The largest of the 3 big blue macaws, Hyacinth Macaw, is the largest parrot in the world. The intelligence, huge size, striking coloration, dramatic appearance and pure charisma of these parrots make them exceptionally collectable. Their top-heavy appearance – a third of their muscle weight is concentrated in their large head to operate the massive beak – gives them a unique identity.

They have a comical expression, particularly when they’re flying – their features appear overemphasised. In some respects they resemble clowns and to the first-time observer it is as if nature has made some amusing mistake. They are very inquisitive, engaging and usually have quite a laid-back disposition. It is no wonder that ever since they were first seen they have been in demand. Rosemary Low sums up the Hyacinth’s appeal. ‘It is just such a charismatic creature, even if you don’t have the faintest interest in parrots you look at one and it just knocks you out. They are incredible birds, not just their colour but their behaviour, their character – it is extraordinary.’

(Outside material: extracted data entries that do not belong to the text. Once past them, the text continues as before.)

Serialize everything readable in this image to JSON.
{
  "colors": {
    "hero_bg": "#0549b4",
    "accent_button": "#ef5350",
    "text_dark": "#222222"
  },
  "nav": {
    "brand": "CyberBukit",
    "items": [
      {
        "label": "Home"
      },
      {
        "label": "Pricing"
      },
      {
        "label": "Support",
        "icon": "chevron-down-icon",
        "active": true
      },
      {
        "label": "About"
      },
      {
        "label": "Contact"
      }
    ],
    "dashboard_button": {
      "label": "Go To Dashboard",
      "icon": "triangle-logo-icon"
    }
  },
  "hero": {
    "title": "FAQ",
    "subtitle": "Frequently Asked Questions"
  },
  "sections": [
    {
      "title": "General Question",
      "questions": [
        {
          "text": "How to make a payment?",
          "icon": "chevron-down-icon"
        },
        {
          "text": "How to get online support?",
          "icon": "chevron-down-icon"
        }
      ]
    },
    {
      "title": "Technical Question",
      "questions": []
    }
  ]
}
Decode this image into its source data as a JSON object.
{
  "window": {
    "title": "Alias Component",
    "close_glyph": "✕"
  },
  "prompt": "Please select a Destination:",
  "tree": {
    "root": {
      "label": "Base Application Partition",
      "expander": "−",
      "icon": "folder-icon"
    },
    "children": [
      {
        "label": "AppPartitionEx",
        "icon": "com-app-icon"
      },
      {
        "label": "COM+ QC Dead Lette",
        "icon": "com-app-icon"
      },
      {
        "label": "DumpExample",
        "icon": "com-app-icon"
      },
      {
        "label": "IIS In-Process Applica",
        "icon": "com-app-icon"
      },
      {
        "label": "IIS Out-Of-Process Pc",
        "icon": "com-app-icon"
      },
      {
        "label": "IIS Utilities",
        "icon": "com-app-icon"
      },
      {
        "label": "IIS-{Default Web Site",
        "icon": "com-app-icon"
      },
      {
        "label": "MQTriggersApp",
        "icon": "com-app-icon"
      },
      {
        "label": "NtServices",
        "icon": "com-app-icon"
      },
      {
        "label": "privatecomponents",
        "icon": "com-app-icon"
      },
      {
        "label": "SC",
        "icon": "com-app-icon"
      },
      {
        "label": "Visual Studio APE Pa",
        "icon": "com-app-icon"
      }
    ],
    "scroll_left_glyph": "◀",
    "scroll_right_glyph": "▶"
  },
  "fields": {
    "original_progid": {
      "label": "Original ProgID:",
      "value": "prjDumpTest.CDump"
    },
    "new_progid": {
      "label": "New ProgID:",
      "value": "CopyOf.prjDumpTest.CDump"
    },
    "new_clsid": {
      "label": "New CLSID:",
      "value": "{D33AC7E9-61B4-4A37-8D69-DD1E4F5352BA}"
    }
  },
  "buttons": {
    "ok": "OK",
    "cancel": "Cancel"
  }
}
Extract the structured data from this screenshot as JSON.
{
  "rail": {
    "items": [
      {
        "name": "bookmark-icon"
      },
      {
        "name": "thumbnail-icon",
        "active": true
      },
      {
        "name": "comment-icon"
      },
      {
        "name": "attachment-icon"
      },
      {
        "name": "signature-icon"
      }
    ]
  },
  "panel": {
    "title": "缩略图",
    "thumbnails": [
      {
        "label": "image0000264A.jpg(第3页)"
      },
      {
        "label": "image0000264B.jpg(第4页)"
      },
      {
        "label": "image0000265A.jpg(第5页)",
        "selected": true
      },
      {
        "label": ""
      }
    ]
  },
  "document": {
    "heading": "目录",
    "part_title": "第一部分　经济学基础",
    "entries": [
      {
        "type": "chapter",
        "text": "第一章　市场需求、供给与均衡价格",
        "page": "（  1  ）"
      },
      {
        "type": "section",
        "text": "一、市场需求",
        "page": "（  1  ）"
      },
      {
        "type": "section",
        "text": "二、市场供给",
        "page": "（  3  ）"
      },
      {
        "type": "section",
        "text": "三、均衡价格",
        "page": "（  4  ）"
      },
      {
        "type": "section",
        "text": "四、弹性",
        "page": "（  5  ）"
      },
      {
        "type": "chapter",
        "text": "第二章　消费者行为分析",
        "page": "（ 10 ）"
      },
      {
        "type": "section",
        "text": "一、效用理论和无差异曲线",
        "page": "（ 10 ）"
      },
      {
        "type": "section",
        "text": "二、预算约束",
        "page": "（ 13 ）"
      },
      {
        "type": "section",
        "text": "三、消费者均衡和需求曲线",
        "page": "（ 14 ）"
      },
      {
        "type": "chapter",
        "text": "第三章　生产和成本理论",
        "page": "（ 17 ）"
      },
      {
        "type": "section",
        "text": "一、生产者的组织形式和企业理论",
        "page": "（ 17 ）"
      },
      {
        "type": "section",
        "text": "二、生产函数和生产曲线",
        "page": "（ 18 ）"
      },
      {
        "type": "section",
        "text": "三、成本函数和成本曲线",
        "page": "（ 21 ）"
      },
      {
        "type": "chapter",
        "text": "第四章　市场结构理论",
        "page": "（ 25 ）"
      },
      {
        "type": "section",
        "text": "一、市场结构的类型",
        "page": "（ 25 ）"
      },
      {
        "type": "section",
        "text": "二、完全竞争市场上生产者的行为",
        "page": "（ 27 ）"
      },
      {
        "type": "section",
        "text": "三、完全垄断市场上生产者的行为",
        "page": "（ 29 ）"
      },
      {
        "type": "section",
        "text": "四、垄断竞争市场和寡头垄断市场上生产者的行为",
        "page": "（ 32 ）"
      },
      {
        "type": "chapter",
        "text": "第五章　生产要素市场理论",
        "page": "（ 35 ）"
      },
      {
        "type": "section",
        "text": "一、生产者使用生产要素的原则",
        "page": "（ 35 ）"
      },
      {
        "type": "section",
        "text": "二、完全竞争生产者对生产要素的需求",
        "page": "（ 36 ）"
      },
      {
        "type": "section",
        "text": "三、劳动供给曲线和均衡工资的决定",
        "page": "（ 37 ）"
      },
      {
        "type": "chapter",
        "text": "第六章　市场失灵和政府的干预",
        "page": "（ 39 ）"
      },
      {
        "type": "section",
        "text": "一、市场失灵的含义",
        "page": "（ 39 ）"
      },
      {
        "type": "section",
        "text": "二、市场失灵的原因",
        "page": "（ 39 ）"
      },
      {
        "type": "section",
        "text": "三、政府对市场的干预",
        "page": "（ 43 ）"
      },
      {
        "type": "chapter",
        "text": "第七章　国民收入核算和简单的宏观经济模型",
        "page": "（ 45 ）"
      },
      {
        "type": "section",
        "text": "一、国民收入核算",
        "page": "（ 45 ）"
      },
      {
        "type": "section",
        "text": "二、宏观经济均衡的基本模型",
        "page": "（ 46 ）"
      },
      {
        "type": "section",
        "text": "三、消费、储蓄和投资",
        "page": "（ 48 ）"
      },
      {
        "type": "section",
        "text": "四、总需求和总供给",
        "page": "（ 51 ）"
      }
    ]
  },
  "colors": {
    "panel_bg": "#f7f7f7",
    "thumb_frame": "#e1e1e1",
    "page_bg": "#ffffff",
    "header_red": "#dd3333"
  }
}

Although there is undoubtedly more to it, colour plays a big part in the attraction. Blue land animals are rare. There aren’t any blue mammals and very few blue birds. Since earliest times people have placed a great value on blue and gone to great lengths to manufacture the colour. Plants from the genus Isatis (woad) yielded a blue dye called indigo that once held great ceremonial importance. Later on, this plant attained considerable commercial value. Until the advent of synthetic dyes, woad was cultivated in great plantations that were for a time a mainstay in some colonial economies. Indigo was, for example, the main export of El Salvador until coffee took over in the 1870s.

Among the parrots there are only a handful of species that are naturally mainly blue and very few that have completely blue or bluish plumage; the four blue macaws are the most spectacular. The least known of the trio of larger blue macaws is the Glaucous Macaw (Anodorhynchus glaucus).